Andrew Starkey head of e-logistics at IMRG said: “Failed first delivery is too dependent on the knowledge of the delivery person and the local knowledge of the postie doesn’t exist in the gig economy. It’s comes down to trial and error and with that you get a lot of complaints.”

 

He advises carriers to invest in interactive technology that allows them to not only warn a customer of when a delivery is due, but allows the customer to reschedule or suggest a safe place. With carriers such as DPD already using such technology, consumer expectations are now that all delivery partners should work to the same standards.

 

Meanwhile he warns retailers that their effort to ape Amazon Prime for delivery speed could actually be an Achilles heel, pointing to the fact that more and more retailers are offering next-day delivery as a default, with economy (two to three-day delivery) down 5% since 2016 and next day up 5%. This change is mirrored by an increase in failure on deliveries from 94% in 2016 to a low of 88% in May 2018, suggesting that there simply isn’t enough capacity in the system to deliver such a high proportion of next day deliveries. He said: “Amazon will do what Amazon does, doesn’t mean you have to do the same, there are other ways”.

 

The report comes as the latest IMRG MetaPack UK Delivery Index showed online retail parcel delivery order volumes were up by 10.3% year-on-year in August. IMRG says order volumes typically dip towards the end of the summer and this August deliveries were 7.5% down on July.

The percentage of orders using next-day delivery continued to increase, accounting for 56% of orders delivered in the UK during August, up from 52% at the same time the previous year and a record for this time of year. At the same time, the volume of economy deliveries has dropped by 4 percentage points to 41.4% and, while next-day volumes continue to rise, the rate of successful on-time deliveries was recorded at 89%.

Starkey said: “The first half of 2018 provided a steady growth picture for online delivery volumes and, while we tend to track a slowdown in volumes over summer, this is expected and we are still on course for our target 13% year-on-year growth for the full year. Of the 1.5bn parcels this will generate, about a quarter will be sent in November and December and so preparations for peak are in full flow. Over the next few months we must hope that the record average basket values we have seen so far this year are sustained. Also, for an improvement in on-time delivery performance which, although recovering a little this month, still gives cause for concern.”

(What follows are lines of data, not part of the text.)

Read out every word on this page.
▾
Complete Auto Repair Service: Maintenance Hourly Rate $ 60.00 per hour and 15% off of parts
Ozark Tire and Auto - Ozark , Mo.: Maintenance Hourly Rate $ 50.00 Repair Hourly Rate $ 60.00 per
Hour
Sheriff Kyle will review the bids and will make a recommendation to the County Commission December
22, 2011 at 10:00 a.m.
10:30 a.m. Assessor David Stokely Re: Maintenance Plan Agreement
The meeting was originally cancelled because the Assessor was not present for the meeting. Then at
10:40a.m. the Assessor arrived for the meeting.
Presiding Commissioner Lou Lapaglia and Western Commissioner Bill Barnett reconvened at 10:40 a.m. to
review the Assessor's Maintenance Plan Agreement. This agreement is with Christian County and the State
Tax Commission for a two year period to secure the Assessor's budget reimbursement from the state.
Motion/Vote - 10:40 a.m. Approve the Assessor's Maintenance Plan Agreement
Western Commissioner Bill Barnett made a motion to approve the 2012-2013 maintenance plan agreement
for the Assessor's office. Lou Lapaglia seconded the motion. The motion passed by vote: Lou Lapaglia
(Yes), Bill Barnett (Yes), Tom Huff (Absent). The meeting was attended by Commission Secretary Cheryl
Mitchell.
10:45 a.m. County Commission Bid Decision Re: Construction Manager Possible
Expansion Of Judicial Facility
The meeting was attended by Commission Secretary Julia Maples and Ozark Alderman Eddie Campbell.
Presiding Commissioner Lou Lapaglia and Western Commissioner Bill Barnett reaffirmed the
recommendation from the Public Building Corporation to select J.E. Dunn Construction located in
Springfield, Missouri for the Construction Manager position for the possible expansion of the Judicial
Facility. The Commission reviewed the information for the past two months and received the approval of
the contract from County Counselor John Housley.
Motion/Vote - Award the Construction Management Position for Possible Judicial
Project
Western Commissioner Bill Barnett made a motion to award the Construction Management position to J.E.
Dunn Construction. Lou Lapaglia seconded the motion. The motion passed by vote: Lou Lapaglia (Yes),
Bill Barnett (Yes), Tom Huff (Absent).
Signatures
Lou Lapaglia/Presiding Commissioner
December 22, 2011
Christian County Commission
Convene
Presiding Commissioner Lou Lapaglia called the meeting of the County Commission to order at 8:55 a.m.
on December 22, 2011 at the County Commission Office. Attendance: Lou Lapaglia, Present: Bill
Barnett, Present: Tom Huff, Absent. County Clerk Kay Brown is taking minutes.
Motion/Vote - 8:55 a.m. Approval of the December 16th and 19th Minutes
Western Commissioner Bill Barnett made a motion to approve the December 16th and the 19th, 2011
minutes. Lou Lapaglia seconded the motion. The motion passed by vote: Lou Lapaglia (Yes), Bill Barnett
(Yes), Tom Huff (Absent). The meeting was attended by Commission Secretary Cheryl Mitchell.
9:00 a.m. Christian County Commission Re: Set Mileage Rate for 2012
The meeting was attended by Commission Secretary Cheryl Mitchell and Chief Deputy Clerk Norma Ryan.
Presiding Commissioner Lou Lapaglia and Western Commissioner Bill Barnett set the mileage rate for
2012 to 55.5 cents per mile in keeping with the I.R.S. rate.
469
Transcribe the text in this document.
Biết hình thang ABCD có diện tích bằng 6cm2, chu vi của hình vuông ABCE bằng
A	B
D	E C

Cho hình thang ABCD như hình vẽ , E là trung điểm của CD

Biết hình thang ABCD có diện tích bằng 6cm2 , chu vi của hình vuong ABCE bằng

The EU is still the dominant destination for UK cross-border deliveries, accounting for 61% of all UK exports. Of these, Ireland, Germany and France continue to receive the highest volume of UK goods, with proximity likely being the cause. Elsewhere in the world it is the English-speaking markets of the US and Australia that remain most popular for UK retailers.

Maria Dahlquist Canton, global marketing director at MetaPack, said: “Given the challenges that the retail industry is facing at the moment with store closures and profit warnings, it is reassuring to see that online order volumes are holding up well and are in line with forecast. ecommerce is thriving, but clearly retailers are using a variety of delivery offers to attract and hold on to customers, which accounts for the growth in availability of next day delivery options. In the run up to Peak, we will be keeping a close eye on how these orders are fulfilled.”